A low-level political statement [what I had claimed of GetUp!] does not involve TV ad campaigns, over 200,000 members on their email list and dedicated fundraising.
I think GetUp! is an innovative organisation and that clearly there is demand for the services it provides. I’ve never seen a three-party election ad before. It runs media-friendly stunts like putting political messages in fortune cookies. It’s using new technology to update old political tactics like petitions and letter-writing campaigns.
But unlike Matt (and commenter Spiros) I’m not yet convinced that GetUp! is a model well-adapted to shifting votes or influencing policies in Australia.

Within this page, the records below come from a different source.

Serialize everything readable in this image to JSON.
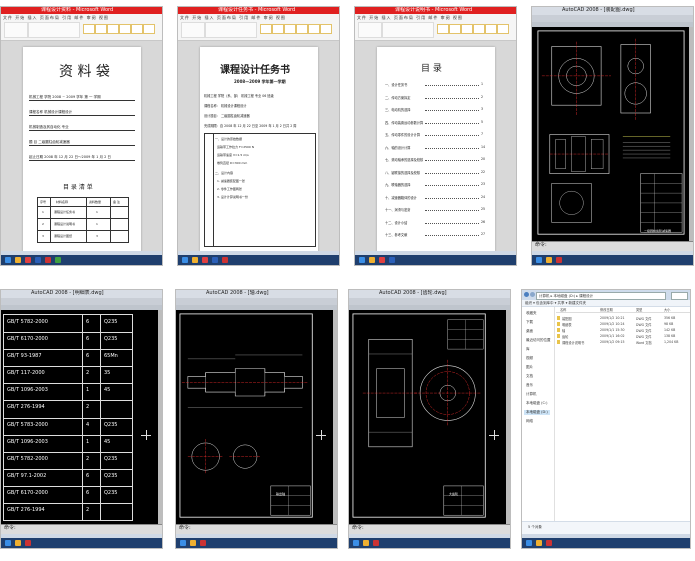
{
  "word_tiles": [
    {
      "window_title": "课程设计资料 - Microsoft Word",
      "ribbon_tabs": "文件 开始 插入 页面布局 引用 邮件 审阅 视图",
      "page": {
        "title": "资 料 袋",
        "lines": [
          "机械工程 学院 2008 ~ 2009 学年 第 一 学期",
          "课程名称 机械设计课程设计",
          "机械制造及其自动化 专业",
          "题 目 二级圆柱齿轮减速器",
          "起止日期 2008 年 12 月 22 日～2009 年 1 月 2 日"
        ],
        "subtitle": "目 录 清 单",
        "table_header": [
          "序号",
          "材料名称",
          "资料数量",
          "备 注"
        ],
        "table_rows": [
          [
            "1",
            "课程设计任务书",
            "1",
            ""
          ],
          [
            "2",
            "课程设计说明书",
            "1",
            ""
          ],
          [
            "3",
            "课程设计图纸",
            "3",
            ""
          ]
        ]
      }
    },
    {
      "window_title": "课程设计任务书 - Microsoft Word",
      "ribbon_tabs": "文件 开始 插入 页面布局 引用 邮件 审阅 视图",
      "page": {
        "title": "课程设计任务书",
        "subtitle": "2008—2009 学年第一学期",
        "lines": [
          "机械工程 学院（系、部） 机械工程 专业 06 班级",
          "课程名称： 机械设计课程设计",
          "设计题目： 二级圆柱齿轮减速器",
          "完成期限：自 2008 年 12 月 22 日至 2009 年 1 月 2 日共 2 周"
        ],
        "box_lines": [
          "一、设计的原始数据",
          "运输带工作拉力 F=2500 N",
          "运输带速度 V=1.5 m/s",
          "卷筒直径 D=300 mm",
          "二、设计内容",
          "1. 减速器装配图一张",
          "2. 零件工作图两张",
          "3. 设计计算说明书一份"
        ]
      }
    },
    {
      "window_title": "课程设计说明书 - Microsoft Word",
      "ribbon_tabs": "文件 开始 插入 页面布局 引用 邮件 审阅 视图",
      "page": {
        "title": "目 录",
        "toc": [
          {
            "label": "一、设计任务书",
            "page": "1"
          },
          {
            "label": "二、传动方案拟定",
            "page": "2"
          },
          {
            "label": "三、电动机的选择",
            "page": "3"
          },
          {
            "label": "四、传动装置运动参数计算",
            "page": "5"
          },
          {
            "label": "五、传动零件的设计计算",
            "page": "7"
          },
          {
            "label": "六、轴的设计计算",
            "page": "14"
          },
          {
            "label": "七、滚动轴承的选择及校核",
            "page": "20"
          },
          {
            "label": "八、键联接的选择及校核",
            "page": "22"
          },
          {
            "label": "九、联轴器的选择",
            "page": "23"
          },
          {
            "label": "十、减速器箱体的设计",
            "page": "24"
          },
          {
            "label": "十一、润滑与密封",
            "page": "25"
          },
          {
            "label": "十二、设计小结",
            "page": "26"
          },
          {
            "label": "十三、参考文献",
            "page": "27"
          }
        ]
      }
    }
  ],
  "cad_tiles": [
    {
      "window_title": "AutoCAD 2008 - [装配图.dwg]",
      "command": "命令:",
      "title_block": "二级圆柱齿轮减速器"
    },
    {
      "window_title": "AutoCAD 2008 - [明细表.dwg]",
      "command": "命令:",
      "parts_list": [
        "GB/T 5782-2000",
        "GB/T 6170-2000",
        "GB/T 93-1987",
        "GB/T 117-2000",
        "GB/T 1096-2003",
        "GB/T 276-1994",
        "GB/T 5783-2000",
        "GB/T 1096-2003",
        "GB/T 5782-2000",
        "GB/T 97.1-2002",
        "GB/T 6170-2000",
        "GB/T 276-1994"
      ],
      "parts_qty": [
        "6",
        "6",
        "6",
        "2",
        "1",
        "2",
        "4",
        "1",
        "2",
        "6",
        "6",
        "2"
      ],
      "parts_mat": [
        "Q235",
        "Q235",
        "65Mn",
        "35",
        "45",
        "",
        "Q235",
        "45",
        "Q235",
        "Q235",
        "Q235",
        ""
      ]
    },
    {
      "window_title": "AutoCAD 2008 - [轴.dwg]",
      "command": "命令:",
      "title_block": "输出轴"
    },
    {
      "window_title": "AutoCAD 2008 - [齿轮.dwg]",
      "command": "命令:",
      "title_block": "大齿轮"
    }
  ],
  "explorer": {
    "address": "计算机 ▸ 本地磁盘 (D:) ▸ 课程设计",
    "search_placeholder": "搜索",
    "toolbar": "组织 ▾   包含到库中 ▾   共享 ▾   新建文件夹",
    "nav": [
      "收藏夹",
      "下载",
      "桌面",
      "最近访问的位置",
      "库",
      "视频",
      "图片",
      "文档",
      "音乐",
      "计算机",
      "本地磁盘 (C:)",
      "本地磁盘 (D:)",
      "网络"
    ],
    "nav_selected_index": 11,
    "columns": [
      "名称",
      "修改日期",
      "类型",
      "大小"
    ],
    "files": [
      {
        "name": "装配图",
        "date": "2009/1/2 10:21",
        "type": "DWG 文件",
        "size": "356 KB"
      },
      {
        "name": "明细表",
        "date": "2009/1/2 10:24",
        "type": "DWG 文件",
        "size": "98 KB"
      },
      {
        "name": "轴",
        "date": "2009/1/1 15:30",
        "type": "DWG 文件",
        "size": "142 KB"
      },
      {
        "name": "齿轮",
        "date": "2009/1/1 16:02",
        "type": "DWG 文件",
        "size": "138 KB"
      },
      {
        "name": "课程设计说明书",
        "date": "2009/1/2 09:15",
        "type": "Word 文档",
        "size": "1,204 KB"
      }
    ],
    "status": "5 个对象"
  },
  "colors": {
    "word_title": "#e02020",
    "taskbar": "#1f3f6e",
    "cad_bg": "#000000",
    "cad_red": "#ff3030",
    "cad_yellow": "#ffff66"
  }
}
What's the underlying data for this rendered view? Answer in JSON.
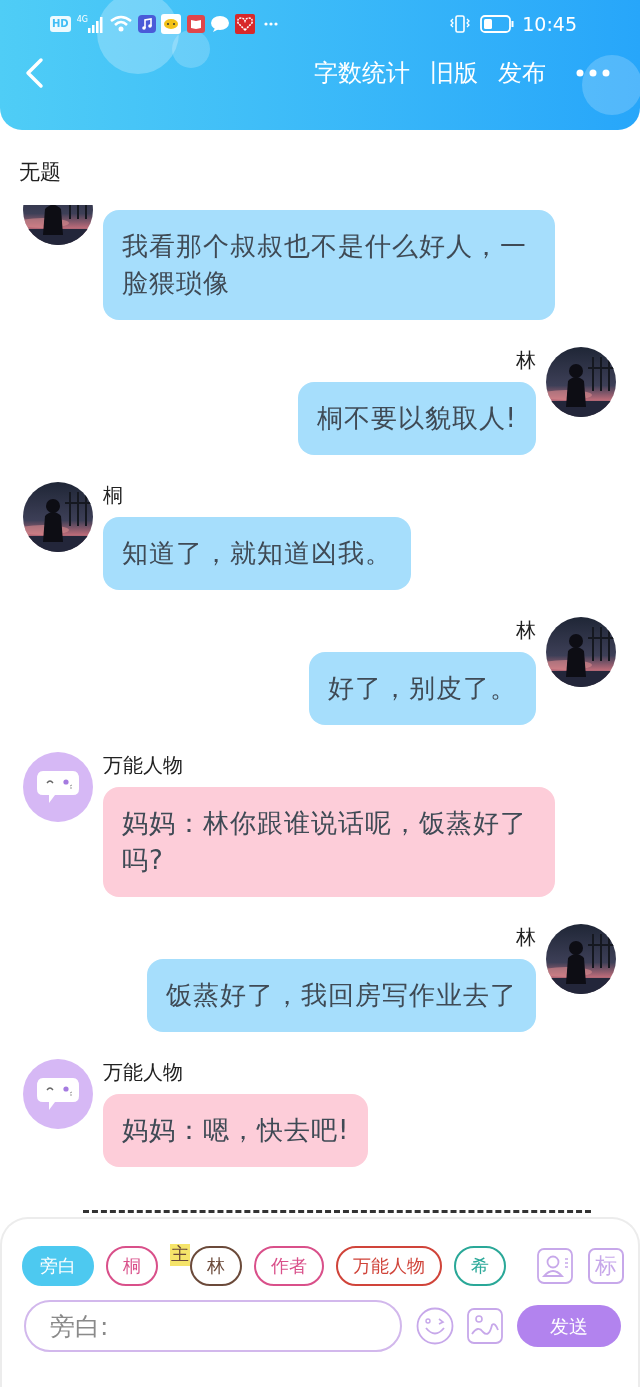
{
  "status_bar": {
    "hd": "HD",
    "network": "4G",
    "time": "10:45"
  },
  "toolbar": {
    "actions": [
      "字数统计",
      "旧版",
      "发布"
    ]
  },
  "title": "无题",
  "messages": [
    {
      "outgoing": false,
      "text": "我看那个叔叔也不是什么好人，一脸猥琐像",
      "color": "#a6defc"
    },
    {
      "outgoing": true,
      "name": "林",
      "text": "桐不要以貌取人!",
      "color": "#a6defc"
    },
    {
      "outgoing": false,
      "name": "桐",
      "text": "知道了，就知道凶我。",
      "color": "#a6defc"
    },
    {
      "outgoing": true,
      "name": "林",
      "text": "好了，别皮了。",
      "color": "#a6defc"
    },
    {
      "outgoing": false,
      "kind": "universal",
      "name": "万能人物",
      "text": "妈妈：林你跟谁说话呢，饭蒸好了吗?",
      "color": "#fdcdd9"
    },
    {
      "outgoing": true,
      "name": "林",
      "text": "饭蒸好了，我回房写作业去了",
      "color": "#a6defc"
    },
    {
      "outgoing": false,
      "kind": "universal",
      "name": "万能人物",
      "text": "妈妈：嗯，快去吧!",
      "color": "#fdcdd9"
    }
  ],
  "roles": [
    {
      "label": "旁白",
      "selected": true,
      "color": "#4dc9f0"
    },
    {
      "label": "桐",
      "selected": false,
      "color": "#d9508a"
    },
    {
      "label": "林",
      "selected": false,
      "color": "#6b4a3a",
      "badge": "主"
    },
    {
      "label": "作者",
      "selected": false,
      "color": "#d9508a"
    },
    {
      "label": "万能人物",
      "selected": false,
      "color": "#d0443a"
    },
    {
      "label": "希",
      "selected": false,
      "color": "#2aa898"
    }
  ],
  "tag_button": "标",
  "input": {
    "placeholder": "旁白:"
  },
  "send_button": "发送"
}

While it is issue-focused, it is not an issue movement as we usually think of them. The successful issue movements (eg environmentalist, feminist, gay, economic rationalist) engage in a sustained effort to put issues onto the political agenda, and to persuade the public and/or politicians that their concerns should be acted on.
GetUp!’s strategy is quite different. It doesn’t try to create new issues – everything they have tackled so far was already on the political agenda. It doesn’t really try to change people’s minds – the typical GetUp! statement is only a few paragraphs long and not seriously aimed at winning hearts or minds. Actual or implied threats are more their style than arguments (eg you’ll lose votes, ANZ’s customers will go elsewhere if it finances Gunns).

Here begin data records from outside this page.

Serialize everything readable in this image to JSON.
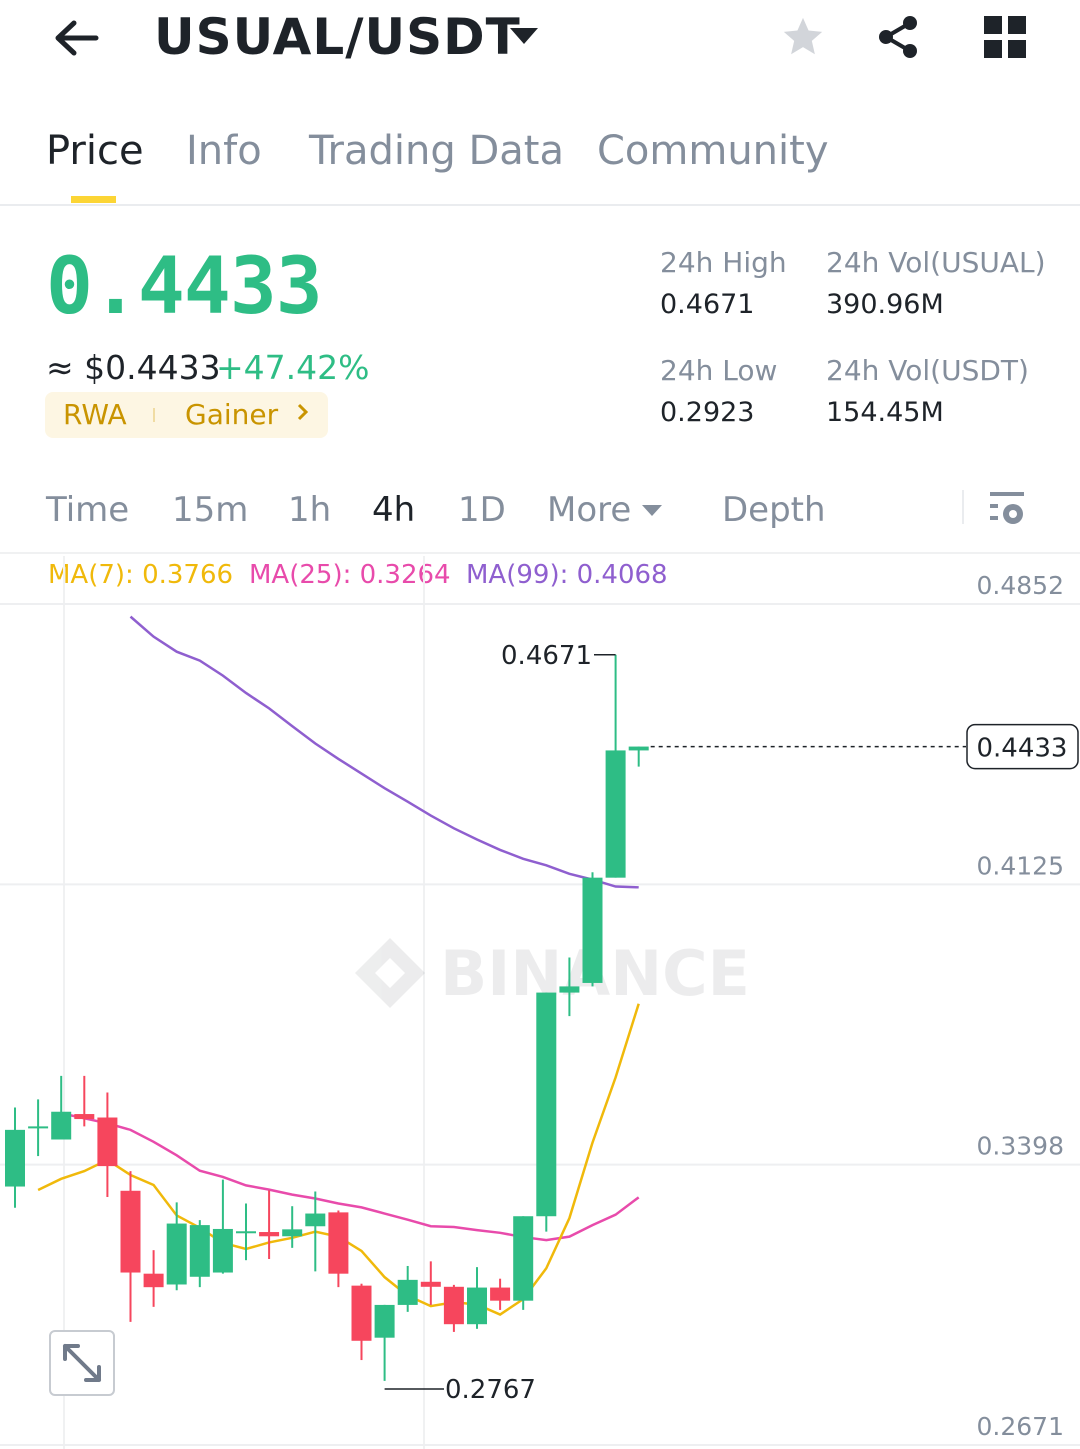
{
  "header": {
    "pair": "USUAL/USDT",
    "icons": [
      "back-arrow-icon",
      "caret-down-icon",
      "star-icon",
      "share-icon",
      "grid-icon"
    ]
  },
  "tabs": [
    {
      "label": "Price",
      "active": true
    },
    {
      "label": "Info",
      "active": false
    },
    {
      "label": "Trading Data",
      "active": false
    },
    {
      "label": "Community",
      "active": false
    }
  ],
  "price": {
    "last": "0.4433",
    "fiat": "≈ $0.4433",
    "change": "+47.42%",
    "tags": [
      "RWA",
      "Gainer"
    ]
  },
  "stats": {
    "high_label": "24h High",
    "high": "0.4671",
    "low_label": "24h Low",
    "low": "0.2923",
    "vol_base_label": "24h Vol(USUAL)",
    "vol_base": "390.96M",
    "vol_quote_label": "24h Vol(USDT)",
    "vol_quote": "154.45M"
  },
  "intervals": [
    {
      "label": "Time",
      "active": false
    },
    {
      "label": "15m",
      "active": false
    },
    {
      "label": "1h",
      "active": false
    },
    {
      "label": "4h",
      "active": true
    },
    {
      "label": "1D",
      "active": false
    },
    {
      "label": "More",
      "active": false
    },
    {
      "label": "Depth",
      "active": false
    }
  ],
  "ma_legend": {
    "ma7": "MA(7): 0.3766",
    "ma25": "MA(25): 0.3264",
    "ma99": "MA(99): 0.4068"
  },
  "colors": {
    "up": "#2ebd85",
    "down": "#f6465d",
    "ma7": "#f0b90b",
    "ma25": "#e84bab",
    "ma99": "#8f5fcf",
    "tag": "#c99400"
  },
  "chart_data": {
    "type": "candlestick",
    "interval": "4h",
    "y_ticks": [
      "0.4852",
      "0.4125",
      "0.3398",
      "0.2671"
    ],
    "ylim": [
      0.2671,
      0.4852
    ],
    "current_price": "0.4433",
    "high_marker": "0.4671",
    "low_marker": "0.2767",
    "watermark": "BINANCE",
    "candles": [
      {
        "o": 0.3292,
        "c": 0.3439,
        "h": 0.3497,
        "l": 0.3237
      },
      {
        "o": 0.3448,
        "c": 0.3448,
        "h": 0.3518,
        "l": 0.3371
      },
      {
        "o": 0.3414,
        "c": 0.3486,
        "h": 0.3579,
        "l": 0.3444
      },
      {
        "o": 0.348,
        "c": 0.3467,
        "h": 0.3579,
        "l": 0.3448
      },
      {
        "o": 0.3471,
        "c": 0.3345,
        "h": 0.3536,
        "l": 0.3265
      },
      {
        "o": 0.3281,
        "c": 0.3069,
        "h": 0.3332,
        "l": 0.2941
      },
      {
        "o": 0.3066,
        "c": 0.3031,
        "h": 0.3127,
        "l": 0.298
      },
      {
        "o": 0.3038,
        "c": 0.3196,
        "h": 0.3251,
        "l": 0.3023
      },
      {
        "o": 0.3058,
        "c": 0.3192,
        "h": 0.3205,
        "l": 0.3031
      },
      {
        "o": 0.3069,
        "c": 0.3182,
        "h": 0.331,
        "l": 0.3066
      },
      {
        "o": 0.3176,
        "c": 0.3176,
        "h": 0.3248,
        "l": 0.3101
      },
      {
        "o": 0.3174,
        "c": 0.3163,
        "h": 0.3282,
        "l": 0.3104
      },
      {
        "o": 0.3163,
        "c": 0.3181,
        "h": 0.3241,
        "l": 0.3133
      },
      {
        "o": 0.3189,
        "c": 0.3222,
        "h": 0.3279,
        "l": 0.3072
      },
      {
        "o": 0.3225,
        "c": 0.3066,
        "h": 0.323,
        "l": 0.3031
      },
      {
        "o": 0.3035,
        "c": 0.2892,
        "h": 0.304,
        "l": 0.2842
      },
      {
        "o": 0.29,
        "c": 0.2985,
        "h": 0.2985,
        "l": 0.2788
      },
      {
        "o": 0.2985,
        "c": 0.305,
        "h": 0.3086,
        "l": 0.2967
      },
      {
        "o": 0.3045,
        "c": 0.3032,
        "h": 0.3098,
        "l": 0.2985
      },
      {
        "o": 0.3032,
        "c": 0.2935,
        "h": 0.3037,
        "l": 0.2915
      },
      {
        "o": 0.2935,
        "c": 0.303,
        "h": 0.3083,
        "l": 0.2923
      },
      {
        "o": 0.303,
        "c": 0.2996,
        "h": 0.3053,
        "l": 0.2972
      },
      {
        "o": 0.2996,
        "c": 0.3215,
        "h": 0.3215,
        "l": 0.2972
      },
      {
        "o": 0.3215,
        "c": 0.3795,
        "h": 0.3795,
        "l": 0.3175
      },
      {
        "o": 0.3795,
        "c": 0.3811,
        "h": 0.3886,
        "l": 0.3734
      },
      {
        "o": 0.382,
        "c": 0.4093,
        "h": 0.4107,
        "l": 0.3811
      },
      {
        "o": 0.4093,
        "c": 0.4423,
        "h": 0.4671,
        "l": 0.4093
      },
      {
        "o": 0.4423,
        "c": 0.4433,
        "h": 0.4433,
        "l": 0.4381
      }
    ],
    "ma7": [
      0.3283,
      0.3312,
      0.3332,
      0.3361,
      0.3322,
      0.3296,
      0.3217,
      0.3185,
      0.3146,
      0.313,
      0.3147,
      0.3159,
      0.3175,
      0.3162,
      0.3125,
      0.3057,
      0.3009,
      0.2982,
      0.2992,
      0.2986,
      0.296,
      0.3,
      0.308,
      0.321,
      0.3406,
      0.3575,
      0.3766
    ],
    "ma25": [
      0.3482,
      0.3469,
      0.3456,
      0.3439,
      0.3408,
      0.3373,
      0.3333,
      0.3317,
      0.3295,
      0.3284,
      0.3271,
      0.3261,
      0.3248,
      0.3238,
      0.3222,
      0.3206,
      0.3189,
      0.3187,
      0.3179,
      0.3172,
      0.3161,
      0.3153,
      0.3162,
      0.3192,
      0.3219,
      0.3264
    ],
    "ma99": [
      0.477,
      0.4718,
      0.4679,
      0.4656,
      0.4617,
      0.4572,
      0.4532,
      0.4486,
      0.4441,
      0.4401,
      0.4363,
      0.4325,
      0.429,
      0.4254,
      0.4221,
      0.4192,
      0.4165,
      0.4142,
      0.4125,
      0.4103,
      0.4088,
      0.407,
      0.4068
    ]
  }
}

What GetUp! mainly does is activate a base of supporters who believe what it does to support a petition or give money. It targets the soft-left orthodoxy of the day to maximise the chances of involvement (and draws on the leftist sub-culture in which your political views and your character are linked; to be a ‘good’ person you need to hold, and show you hold, the correct views).
This strategy is better-suited to the United States, where there is voluntary voting and far-more-common use of plebiscites, than here. One reason American politics is more polarised than in Australia is that the parties have to concentrate on mobilising their ideological base. GetUp’s US model MoveOn is probably useful there in motivating left-leaning voters to act. Here, compulsory voting performs that role. Since Australian political parties can largely take the more ideological voters for granted, they concentrate on swinging voters.

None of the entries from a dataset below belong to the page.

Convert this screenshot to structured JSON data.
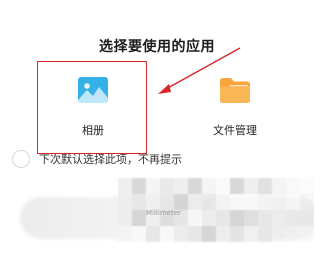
{
  "dialog": {
    "title": "选择要使用的应用"
  },
  "apps": [
    {
      "label": "相册",
      "icon": "gallery-icon",
      "highlighted": true
    },
    {
      "label": "文件管理",
      "icon": "folder-icon",
      "highlighted": false
    }
  ],
  "remember_choice": {
    "label": "下次默认选择此项，不再提示",
    "checked": false
  },
  "watermark": {
    "text": "Millimeter",
    "pixelated": true
  },
  "colors": {
    "highlight": "#d9262c",
    "gallery_icon": "#35b1e8",
    "folder_icon": "#f7a53c"
  }
}
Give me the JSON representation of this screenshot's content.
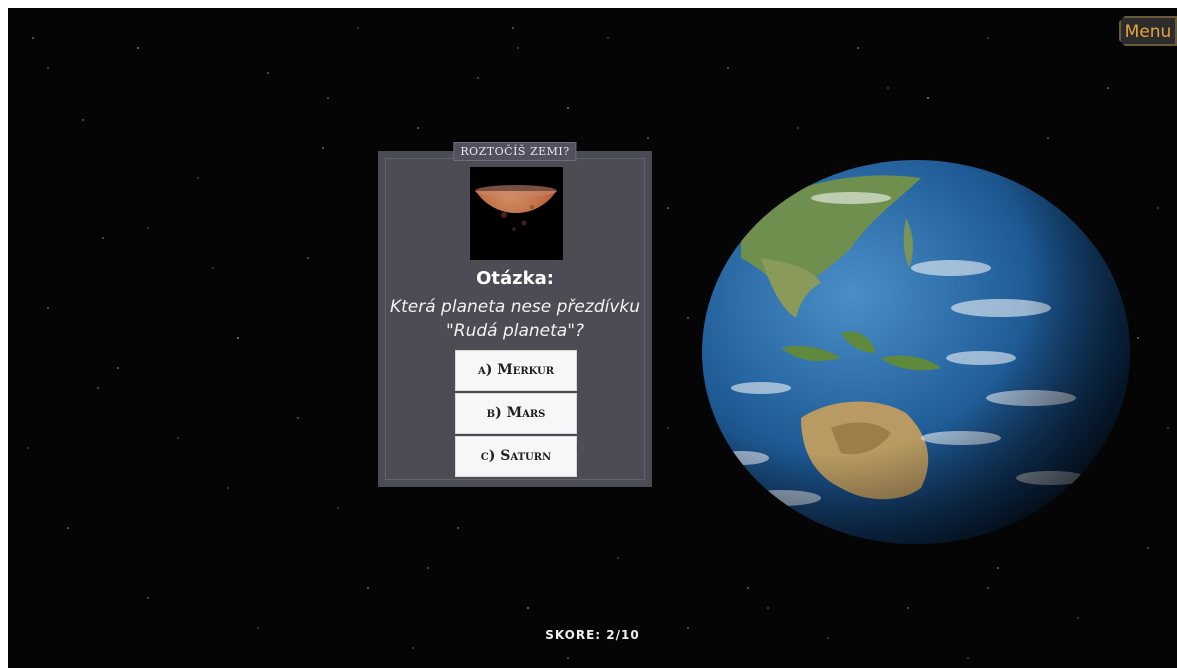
{
  "menu": {
    "label": "Menu"
  },
  "quiz": {
    "title": "Roztočíš Zemi?",
    "question_label": "Otázka:",
    "question_text": "Která planeta nese přezdívku \"Rudá planeta\"?",
    "answers": [
      {
        "label": "a) Merkur"
      },
      {
        "label": "b) Mars"
      },
      {
        "label": "c) Saturn"
      }
    ],
    "image_icon": "mars-planet-icon"
  },
  "score": {
    "text": "SKORE: 2/10"
  },
  "colors": {
    "menu_text": "#e6a23c",
    "panel_bg": "#565860",
    "space_bg": "#050505"
  }
}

That’s one reason why traditional bread-and-butter issues like health, education and tax cuts were the focus of the major parties for the 2007 election. Of GetUp!’s current campaigns, only climate change was also an issue in the election. But even on that, Labor was very cautious because while it knows the public believes in greenhouse, it also knows that the public does not accept the implications for their own lifestyles.
At this point, the one clear thing that GetUp! is achieving is making available low-cost and user-friendly activism for people who want to ‘do something’ about the issues that concern them. There is nothing wrong with that. But I don’t think it is important to our political system in the way that issue movements working in the long-term to shift opinion and political agendas are important, or the way political parties are important in using truly mass constituencies and persuasion to take control of governments and implement policies.